New technological developments could further assist the management of bushfires.

How new tech could help combat bushfire season

BUSHFIRE season might soon become an easier battle for Central Queensland firefighters as research into new laser technology gets underway.

Aerometrex this week announced the major development, revealing it as a potential part of its new laser-based light detection and ranging (LiDAR) equipment.

The new tech will likely benefit both local councils and environmental services through its quick ability to measure locations and height of trees across government, private or community land from the air.

Further capabilities allow for more in-depth analysis including the breadth and density of canopies, structure of branches and a canopy’s height through its digitised 3D images.

3D imagery from the new LiDAR technology
3D imagery from the new LiDAR technology

Its timely abilities and accurate data are considered a major time and cost gain for local councils compared to traditional land-based surveys.

Aerometrex’s managing director, Mr Mark Deuter labelled the development a “breakthrough”, adding it advances the management of regional forests into a new era of a data-driven outcomes.

“Data can be generated in 3D images and direct comparisons made between flight readings taken say a year ago, and today, so that loss, or growth, in tree numbers and canopy spread, is readily identifiable,” he said.

“This allows more relevant problem areas to be identified and more relevant solutions enacted, particularly to meet growing public expectations that Australia needs to be greener rather than browner.”

New research into LiDAR technology could help firefighters better combat bushfires. Picture: Facebook/John McGrath
New research into LiDAR technology could help firefighters better combat bushfires. Picture: Facebook/John McGrath

Aerometrex’s Dr Samuel Holt also revealed additional tools were being looked at to deliver specific data to assist bushfire authorities – including mapping areas in most need of hazard reduction measures.

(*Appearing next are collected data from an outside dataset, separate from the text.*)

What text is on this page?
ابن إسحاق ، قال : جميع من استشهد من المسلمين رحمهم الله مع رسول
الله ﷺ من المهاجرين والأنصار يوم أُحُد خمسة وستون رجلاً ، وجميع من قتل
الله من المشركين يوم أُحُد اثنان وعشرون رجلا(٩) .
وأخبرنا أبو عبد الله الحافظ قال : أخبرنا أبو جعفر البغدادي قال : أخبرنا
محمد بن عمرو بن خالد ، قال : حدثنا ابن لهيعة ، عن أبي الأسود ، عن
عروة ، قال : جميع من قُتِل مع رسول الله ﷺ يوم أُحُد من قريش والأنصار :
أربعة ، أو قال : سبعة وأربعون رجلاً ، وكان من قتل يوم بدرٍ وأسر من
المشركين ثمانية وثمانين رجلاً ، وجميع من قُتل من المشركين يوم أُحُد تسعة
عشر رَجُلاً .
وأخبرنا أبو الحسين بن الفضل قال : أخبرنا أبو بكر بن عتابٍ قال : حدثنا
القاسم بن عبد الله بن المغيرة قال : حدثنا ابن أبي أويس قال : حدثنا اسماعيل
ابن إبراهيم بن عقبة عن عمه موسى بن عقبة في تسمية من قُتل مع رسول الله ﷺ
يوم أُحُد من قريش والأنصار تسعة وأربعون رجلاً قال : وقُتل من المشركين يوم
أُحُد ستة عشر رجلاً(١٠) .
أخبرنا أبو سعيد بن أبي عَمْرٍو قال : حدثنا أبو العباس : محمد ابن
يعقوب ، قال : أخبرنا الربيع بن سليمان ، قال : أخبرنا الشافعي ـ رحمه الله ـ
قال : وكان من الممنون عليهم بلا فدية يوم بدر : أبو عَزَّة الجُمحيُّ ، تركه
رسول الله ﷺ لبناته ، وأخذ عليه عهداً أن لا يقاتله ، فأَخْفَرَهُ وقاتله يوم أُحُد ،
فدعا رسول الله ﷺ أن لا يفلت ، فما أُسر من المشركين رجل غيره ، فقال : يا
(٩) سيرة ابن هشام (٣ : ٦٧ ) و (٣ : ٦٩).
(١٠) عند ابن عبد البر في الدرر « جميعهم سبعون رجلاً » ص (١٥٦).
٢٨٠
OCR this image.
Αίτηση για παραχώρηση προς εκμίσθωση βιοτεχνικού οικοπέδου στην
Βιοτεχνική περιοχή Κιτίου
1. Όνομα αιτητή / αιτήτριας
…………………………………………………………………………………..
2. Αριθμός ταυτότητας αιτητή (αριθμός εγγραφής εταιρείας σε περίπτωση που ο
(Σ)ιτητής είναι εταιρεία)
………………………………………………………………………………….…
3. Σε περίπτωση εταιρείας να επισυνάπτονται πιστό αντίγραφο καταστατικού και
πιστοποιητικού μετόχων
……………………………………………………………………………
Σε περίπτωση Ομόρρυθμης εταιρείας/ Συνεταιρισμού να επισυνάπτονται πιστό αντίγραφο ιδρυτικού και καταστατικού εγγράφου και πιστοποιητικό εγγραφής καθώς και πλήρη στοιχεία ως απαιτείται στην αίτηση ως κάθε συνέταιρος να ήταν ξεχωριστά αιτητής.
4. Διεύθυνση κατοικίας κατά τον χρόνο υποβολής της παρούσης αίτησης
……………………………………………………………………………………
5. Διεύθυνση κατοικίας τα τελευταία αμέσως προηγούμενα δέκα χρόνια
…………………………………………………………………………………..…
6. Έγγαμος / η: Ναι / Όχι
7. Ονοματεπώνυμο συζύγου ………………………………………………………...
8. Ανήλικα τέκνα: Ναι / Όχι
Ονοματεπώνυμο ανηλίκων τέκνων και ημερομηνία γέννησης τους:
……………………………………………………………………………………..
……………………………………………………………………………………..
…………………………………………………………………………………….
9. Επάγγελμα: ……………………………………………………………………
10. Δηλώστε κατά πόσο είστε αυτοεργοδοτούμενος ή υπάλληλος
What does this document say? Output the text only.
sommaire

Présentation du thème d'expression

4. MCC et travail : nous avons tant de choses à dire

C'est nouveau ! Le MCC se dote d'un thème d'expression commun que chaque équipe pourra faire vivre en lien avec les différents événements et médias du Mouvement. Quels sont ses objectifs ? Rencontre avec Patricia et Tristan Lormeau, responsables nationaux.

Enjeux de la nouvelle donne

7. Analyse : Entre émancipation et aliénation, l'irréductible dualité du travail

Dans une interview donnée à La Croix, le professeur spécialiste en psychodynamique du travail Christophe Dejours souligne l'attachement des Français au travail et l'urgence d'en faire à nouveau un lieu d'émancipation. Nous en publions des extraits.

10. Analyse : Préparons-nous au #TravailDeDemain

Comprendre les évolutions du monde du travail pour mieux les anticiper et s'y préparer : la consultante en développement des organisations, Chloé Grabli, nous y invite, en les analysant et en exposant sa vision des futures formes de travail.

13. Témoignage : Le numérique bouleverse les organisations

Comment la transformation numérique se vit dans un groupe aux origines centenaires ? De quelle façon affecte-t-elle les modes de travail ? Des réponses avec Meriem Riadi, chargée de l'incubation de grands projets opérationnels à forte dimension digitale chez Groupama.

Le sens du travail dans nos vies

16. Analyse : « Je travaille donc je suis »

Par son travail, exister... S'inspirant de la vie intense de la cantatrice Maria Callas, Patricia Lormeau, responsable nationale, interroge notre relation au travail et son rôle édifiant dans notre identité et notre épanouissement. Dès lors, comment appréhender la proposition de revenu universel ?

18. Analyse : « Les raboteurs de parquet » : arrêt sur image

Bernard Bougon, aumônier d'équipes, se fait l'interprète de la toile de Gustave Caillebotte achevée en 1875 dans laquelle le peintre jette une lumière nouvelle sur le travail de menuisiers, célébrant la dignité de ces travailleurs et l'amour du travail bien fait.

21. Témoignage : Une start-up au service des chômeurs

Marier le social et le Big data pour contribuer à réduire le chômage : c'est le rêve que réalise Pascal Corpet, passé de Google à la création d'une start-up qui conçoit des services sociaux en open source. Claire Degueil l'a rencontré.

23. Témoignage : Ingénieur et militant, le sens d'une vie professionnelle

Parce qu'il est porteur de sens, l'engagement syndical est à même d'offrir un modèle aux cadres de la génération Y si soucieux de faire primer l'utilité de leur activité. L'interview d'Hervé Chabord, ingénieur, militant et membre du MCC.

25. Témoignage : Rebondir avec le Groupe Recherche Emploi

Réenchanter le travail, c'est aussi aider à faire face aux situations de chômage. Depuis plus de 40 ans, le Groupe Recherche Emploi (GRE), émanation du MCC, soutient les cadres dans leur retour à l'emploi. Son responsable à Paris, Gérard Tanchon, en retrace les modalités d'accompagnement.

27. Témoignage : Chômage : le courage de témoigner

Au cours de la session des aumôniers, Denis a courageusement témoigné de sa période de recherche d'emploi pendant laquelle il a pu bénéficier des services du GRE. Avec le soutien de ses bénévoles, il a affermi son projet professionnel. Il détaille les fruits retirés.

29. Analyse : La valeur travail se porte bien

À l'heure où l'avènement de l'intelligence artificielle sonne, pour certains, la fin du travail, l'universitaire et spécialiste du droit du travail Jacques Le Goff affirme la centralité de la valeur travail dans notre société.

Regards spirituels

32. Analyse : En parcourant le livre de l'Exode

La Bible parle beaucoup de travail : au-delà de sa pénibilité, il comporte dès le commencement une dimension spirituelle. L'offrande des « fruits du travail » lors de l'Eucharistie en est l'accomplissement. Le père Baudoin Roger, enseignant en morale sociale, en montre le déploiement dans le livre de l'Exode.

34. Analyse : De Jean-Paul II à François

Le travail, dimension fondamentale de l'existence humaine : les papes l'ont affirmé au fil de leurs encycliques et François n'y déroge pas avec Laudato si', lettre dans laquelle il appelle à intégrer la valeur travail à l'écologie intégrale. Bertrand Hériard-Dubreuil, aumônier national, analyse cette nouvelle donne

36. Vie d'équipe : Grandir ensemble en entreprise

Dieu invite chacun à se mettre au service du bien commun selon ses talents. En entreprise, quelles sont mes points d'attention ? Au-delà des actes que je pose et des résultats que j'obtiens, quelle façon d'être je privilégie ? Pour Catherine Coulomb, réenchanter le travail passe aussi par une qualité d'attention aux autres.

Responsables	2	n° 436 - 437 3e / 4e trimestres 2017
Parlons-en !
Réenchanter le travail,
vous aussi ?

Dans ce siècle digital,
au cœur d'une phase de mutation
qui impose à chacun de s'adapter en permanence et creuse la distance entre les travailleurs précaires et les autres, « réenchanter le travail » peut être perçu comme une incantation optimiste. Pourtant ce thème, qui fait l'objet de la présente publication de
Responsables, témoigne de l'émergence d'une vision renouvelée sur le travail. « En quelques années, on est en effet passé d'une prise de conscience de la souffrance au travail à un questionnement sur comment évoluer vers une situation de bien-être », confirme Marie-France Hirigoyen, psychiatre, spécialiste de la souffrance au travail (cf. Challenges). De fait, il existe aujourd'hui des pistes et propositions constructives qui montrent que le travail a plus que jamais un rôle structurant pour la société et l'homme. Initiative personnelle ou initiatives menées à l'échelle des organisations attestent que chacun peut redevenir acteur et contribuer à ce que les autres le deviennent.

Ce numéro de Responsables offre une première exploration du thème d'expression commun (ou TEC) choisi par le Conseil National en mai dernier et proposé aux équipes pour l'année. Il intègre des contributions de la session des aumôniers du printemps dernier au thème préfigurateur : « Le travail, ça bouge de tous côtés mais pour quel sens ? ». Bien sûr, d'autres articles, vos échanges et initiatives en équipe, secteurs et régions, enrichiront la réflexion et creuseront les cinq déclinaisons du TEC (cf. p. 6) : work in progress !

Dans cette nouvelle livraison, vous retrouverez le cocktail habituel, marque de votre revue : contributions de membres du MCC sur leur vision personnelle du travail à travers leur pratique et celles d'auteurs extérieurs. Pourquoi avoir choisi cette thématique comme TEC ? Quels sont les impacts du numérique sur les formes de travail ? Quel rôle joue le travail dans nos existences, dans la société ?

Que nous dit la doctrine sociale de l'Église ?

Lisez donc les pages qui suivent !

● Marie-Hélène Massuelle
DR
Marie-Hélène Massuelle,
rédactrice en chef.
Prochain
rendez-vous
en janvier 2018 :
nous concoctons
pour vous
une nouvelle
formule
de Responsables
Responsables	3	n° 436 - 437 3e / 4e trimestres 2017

“This is a critical tool as it is the density of both canopy and vegetation close to the ground that is a contributing factor to how fast a fire spreads,” Dr Holt said.

“The crippling east coast and Adelaide Hills bushfires of last December and January this year, are testimony as to why these emergent technologies can be part of the new frontline firefighters over our Australian summers,” he said.

The Adelaide-based aerial mapping specialist currently provides its services to areas including Noosa, Toowoomba, the Surat Basin, Cairns and Innisfail.